Sonning Common and Rotherfield Greys

Flowercroft Wood

A lovely autumn afternoon and I decided to take a short walk to try to relieve some stiffness. This walk starts in the centre of the sprawling village of Sonning Common. As I arrived, I was greeted by the almost obligatory kite circling above. You walk back along the main road and turn left to walk up past a pond and along another road before finally escaping into a field path across open country, with Flowercroft Wood ahead to the left.

You skirt the wood, climb a steep hill to reach a lane, where there are nice views towards the Chilterns to the east.


A series of field paths across very open country bring you to Rotherfield Greys, where you pass some old cottages and then notice one of the many structures built in the Thames Valley to commemorate Queen Victoria's Diamond Jubilee in 1897. This was has apparently been both a well-house and a bus stop.

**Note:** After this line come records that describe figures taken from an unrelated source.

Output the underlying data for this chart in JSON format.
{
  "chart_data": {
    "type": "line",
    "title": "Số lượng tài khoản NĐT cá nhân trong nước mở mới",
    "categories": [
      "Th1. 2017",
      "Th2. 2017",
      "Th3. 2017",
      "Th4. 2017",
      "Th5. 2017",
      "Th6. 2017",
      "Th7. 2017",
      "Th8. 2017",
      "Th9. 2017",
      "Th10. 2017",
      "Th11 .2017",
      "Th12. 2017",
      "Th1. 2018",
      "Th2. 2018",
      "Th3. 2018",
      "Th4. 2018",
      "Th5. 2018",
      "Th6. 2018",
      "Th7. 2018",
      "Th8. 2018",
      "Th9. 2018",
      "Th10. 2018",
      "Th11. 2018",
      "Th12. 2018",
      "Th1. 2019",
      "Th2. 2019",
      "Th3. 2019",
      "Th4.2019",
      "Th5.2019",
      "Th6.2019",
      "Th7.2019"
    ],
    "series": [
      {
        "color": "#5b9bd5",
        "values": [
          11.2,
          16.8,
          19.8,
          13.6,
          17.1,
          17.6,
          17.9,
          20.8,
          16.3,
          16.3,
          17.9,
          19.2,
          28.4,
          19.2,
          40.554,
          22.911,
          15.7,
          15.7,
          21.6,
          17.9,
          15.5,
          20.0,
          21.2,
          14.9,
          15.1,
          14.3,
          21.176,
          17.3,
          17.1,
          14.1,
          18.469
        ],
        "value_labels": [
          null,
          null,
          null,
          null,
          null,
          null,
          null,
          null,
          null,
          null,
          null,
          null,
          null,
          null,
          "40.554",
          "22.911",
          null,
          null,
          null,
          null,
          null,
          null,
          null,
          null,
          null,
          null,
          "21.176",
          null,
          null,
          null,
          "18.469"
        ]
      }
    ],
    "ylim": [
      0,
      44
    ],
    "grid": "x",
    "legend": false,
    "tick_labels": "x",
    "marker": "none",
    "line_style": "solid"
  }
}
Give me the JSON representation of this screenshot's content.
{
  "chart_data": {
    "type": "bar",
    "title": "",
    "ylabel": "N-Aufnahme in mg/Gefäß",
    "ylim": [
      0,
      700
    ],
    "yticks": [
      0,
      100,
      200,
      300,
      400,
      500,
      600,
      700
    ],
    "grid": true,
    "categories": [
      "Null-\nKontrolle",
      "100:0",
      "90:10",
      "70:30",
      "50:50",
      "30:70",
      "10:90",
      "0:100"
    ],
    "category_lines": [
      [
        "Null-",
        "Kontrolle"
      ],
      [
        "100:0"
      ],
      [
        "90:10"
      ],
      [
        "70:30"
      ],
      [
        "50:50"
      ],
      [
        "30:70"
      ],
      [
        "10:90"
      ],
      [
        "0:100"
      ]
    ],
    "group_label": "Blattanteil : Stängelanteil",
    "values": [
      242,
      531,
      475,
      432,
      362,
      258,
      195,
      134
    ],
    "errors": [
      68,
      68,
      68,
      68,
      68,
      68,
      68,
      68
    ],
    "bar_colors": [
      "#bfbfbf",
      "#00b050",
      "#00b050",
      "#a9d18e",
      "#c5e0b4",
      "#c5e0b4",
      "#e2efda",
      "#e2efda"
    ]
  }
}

Almost opposite is the church of St Nicholas. According to Pevsner, there are one or two Norman fragments: a round doorway can be seen on the left in the nave, for example, but the church was essentially rebuilt by Woodman in 1865. The north chapel (on the left in the photo) was built in 1605 by William Knollys, first earl of Banbury as a memorial chapel. (Now I can guess why there used to be a Great Knollys St in Reading.)


More fields, a small section of woodland and a path across a plantation, which then crosses a golf course, lead to the nearby village of Rotherfield Peppard, whose church also is Victorian with Norman fragments.

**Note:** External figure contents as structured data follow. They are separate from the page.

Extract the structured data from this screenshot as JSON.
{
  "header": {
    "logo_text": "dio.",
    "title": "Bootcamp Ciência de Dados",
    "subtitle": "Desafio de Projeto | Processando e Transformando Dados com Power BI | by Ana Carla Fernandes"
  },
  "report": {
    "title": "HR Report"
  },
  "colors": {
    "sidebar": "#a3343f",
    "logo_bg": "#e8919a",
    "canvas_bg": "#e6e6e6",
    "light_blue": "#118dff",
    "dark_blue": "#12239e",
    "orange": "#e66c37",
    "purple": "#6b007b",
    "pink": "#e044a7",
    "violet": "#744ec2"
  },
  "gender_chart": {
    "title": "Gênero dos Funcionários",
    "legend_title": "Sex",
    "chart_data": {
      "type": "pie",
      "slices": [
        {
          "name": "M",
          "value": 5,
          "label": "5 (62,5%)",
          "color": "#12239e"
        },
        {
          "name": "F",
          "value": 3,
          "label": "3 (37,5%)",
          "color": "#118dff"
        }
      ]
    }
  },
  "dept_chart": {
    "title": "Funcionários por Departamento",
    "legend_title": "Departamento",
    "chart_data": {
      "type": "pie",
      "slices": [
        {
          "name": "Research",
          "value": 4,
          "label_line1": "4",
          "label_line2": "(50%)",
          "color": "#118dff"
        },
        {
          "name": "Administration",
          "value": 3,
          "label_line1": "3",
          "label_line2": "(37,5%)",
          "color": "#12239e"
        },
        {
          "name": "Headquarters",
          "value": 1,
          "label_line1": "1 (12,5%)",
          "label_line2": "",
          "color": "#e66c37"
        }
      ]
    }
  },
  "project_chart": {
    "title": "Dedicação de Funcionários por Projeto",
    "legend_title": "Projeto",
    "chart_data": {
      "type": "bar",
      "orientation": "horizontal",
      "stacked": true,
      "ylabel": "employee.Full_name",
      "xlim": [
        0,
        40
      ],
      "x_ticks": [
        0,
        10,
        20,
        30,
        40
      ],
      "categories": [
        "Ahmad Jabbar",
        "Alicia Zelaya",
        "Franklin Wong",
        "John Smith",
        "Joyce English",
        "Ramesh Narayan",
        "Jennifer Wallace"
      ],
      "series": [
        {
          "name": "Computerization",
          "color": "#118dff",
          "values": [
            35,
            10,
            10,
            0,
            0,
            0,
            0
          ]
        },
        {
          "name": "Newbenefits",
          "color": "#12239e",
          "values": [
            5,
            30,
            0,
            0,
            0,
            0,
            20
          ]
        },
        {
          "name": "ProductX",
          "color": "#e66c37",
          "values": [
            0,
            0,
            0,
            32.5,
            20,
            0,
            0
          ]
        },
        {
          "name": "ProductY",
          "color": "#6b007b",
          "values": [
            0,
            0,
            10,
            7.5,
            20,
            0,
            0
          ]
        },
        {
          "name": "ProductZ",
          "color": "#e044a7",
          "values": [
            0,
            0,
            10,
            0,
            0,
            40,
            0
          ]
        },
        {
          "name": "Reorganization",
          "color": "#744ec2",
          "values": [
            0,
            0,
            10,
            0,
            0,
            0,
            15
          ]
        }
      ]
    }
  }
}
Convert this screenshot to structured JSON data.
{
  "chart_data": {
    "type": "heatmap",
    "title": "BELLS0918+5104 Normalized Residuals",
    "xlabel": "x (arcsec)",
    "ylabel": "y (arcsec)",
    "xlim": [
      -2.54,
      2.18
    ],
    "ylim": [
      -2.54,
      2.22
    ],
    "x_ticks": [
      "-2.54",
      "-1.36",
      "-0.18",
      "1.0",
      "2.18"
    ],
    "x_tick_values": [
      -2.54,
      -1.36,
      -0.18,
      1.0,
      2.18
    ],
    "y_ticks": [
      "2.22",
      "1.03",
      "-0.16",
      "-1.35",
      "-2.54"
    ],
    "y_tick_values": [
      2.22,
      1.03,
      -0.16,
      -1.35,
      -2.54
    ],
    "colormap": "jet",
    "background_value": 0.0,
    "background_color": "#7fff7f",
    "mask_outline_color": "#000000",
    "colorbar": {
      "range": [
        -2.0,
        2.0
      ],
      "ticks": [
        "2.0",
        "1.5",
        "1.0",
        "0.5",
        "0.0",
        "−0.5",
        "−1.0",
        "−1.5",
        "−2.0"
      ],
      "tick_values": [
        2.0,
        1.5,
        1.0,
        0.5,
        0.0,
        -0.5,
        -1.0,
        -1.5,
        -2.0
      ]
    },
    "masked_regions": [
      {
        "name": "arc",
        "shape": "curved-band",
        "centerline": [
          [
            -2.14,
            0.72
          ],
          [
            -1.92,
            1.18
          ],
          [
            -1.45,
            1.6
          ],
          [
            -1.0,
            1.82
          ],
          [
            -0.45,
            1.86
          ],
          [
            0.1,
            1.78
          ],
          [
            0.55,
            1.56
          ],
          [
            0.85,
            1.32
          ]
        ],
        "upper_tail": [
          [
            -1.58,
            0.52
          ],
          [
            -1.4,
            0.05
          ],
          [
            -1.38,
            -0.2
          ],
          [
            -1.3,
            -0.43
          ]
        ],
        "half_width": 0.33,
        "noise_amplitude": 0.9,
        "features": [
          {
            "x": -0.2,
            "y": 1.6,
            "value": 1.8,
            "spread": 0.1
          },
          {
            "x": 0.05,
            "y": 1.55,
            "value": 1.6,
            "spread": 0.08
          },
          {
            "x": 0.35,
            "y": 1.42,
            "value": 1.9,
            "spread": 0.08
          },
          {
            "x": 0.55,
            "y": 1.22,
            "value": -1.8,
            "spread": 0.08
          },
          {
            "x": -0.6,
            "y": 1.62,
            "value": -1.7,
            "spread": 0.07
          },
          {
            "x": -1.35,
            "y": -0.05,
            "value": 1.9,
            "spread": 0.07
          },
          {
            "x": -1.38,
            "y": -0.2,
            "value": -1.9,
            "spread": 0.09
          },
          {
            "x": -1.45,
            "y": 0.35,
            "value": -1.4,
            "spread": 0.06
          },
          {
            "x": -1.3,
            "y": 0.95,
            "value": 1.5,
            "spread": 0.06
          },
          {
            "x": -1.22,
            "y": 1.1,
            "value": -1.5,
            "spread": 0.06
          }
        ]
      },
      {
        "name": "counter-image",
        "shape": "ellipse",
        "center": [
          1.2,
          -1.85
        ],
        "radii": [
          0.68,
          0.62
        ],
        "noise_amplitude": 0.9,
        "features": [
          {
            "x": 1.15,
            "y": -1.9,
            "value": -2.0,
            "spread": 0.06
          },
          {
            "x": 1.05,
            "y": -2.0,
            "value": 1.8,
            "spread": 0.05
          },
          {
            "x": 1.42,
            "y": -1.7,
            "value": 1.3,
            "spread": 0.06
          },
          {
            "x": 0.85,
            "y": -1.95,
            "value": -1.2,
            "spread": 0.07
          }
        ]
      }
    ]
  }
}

You now follow a steeply descending path field towards a delightful valley called Stony Bottom. On the way down I saw two pairs of kites circling away to the east. On the other side of the valley you climb through beech woods back to Sonning Common. Although most of the leaves now form a thick carpet on the floor, the view back through the trees towards the other side of the valley was still pleasing.


From: Rambling for pleasure around Reading (second series) by David Bounds for the East Berkshire Ramblers

Map: Explorer 171 (Chiltern Hill West).

Distance: 4.5 miles.

Conditions: bright, fresh, a bit muddy in places.

Rating: three stars.


Sightings

Apart from the kites, the only other wildlife interest came at the pond on the edge of Sonning Common. There were lots of mallards and a number of what, since my walk from Turlin Moor to Poole Quay, I can now confidently identify as Black Headed Gulls. The one oddity was this bird, which looks a bit like a mallard on steroids, but initial investigations suggested may be a Bean Goose.



I contacted the RSPB to find out. They identified it as a Khaki Campbell duck, a domestic type of Mallard, which had presumably escaped from captivity. My initial assessment was not so far out!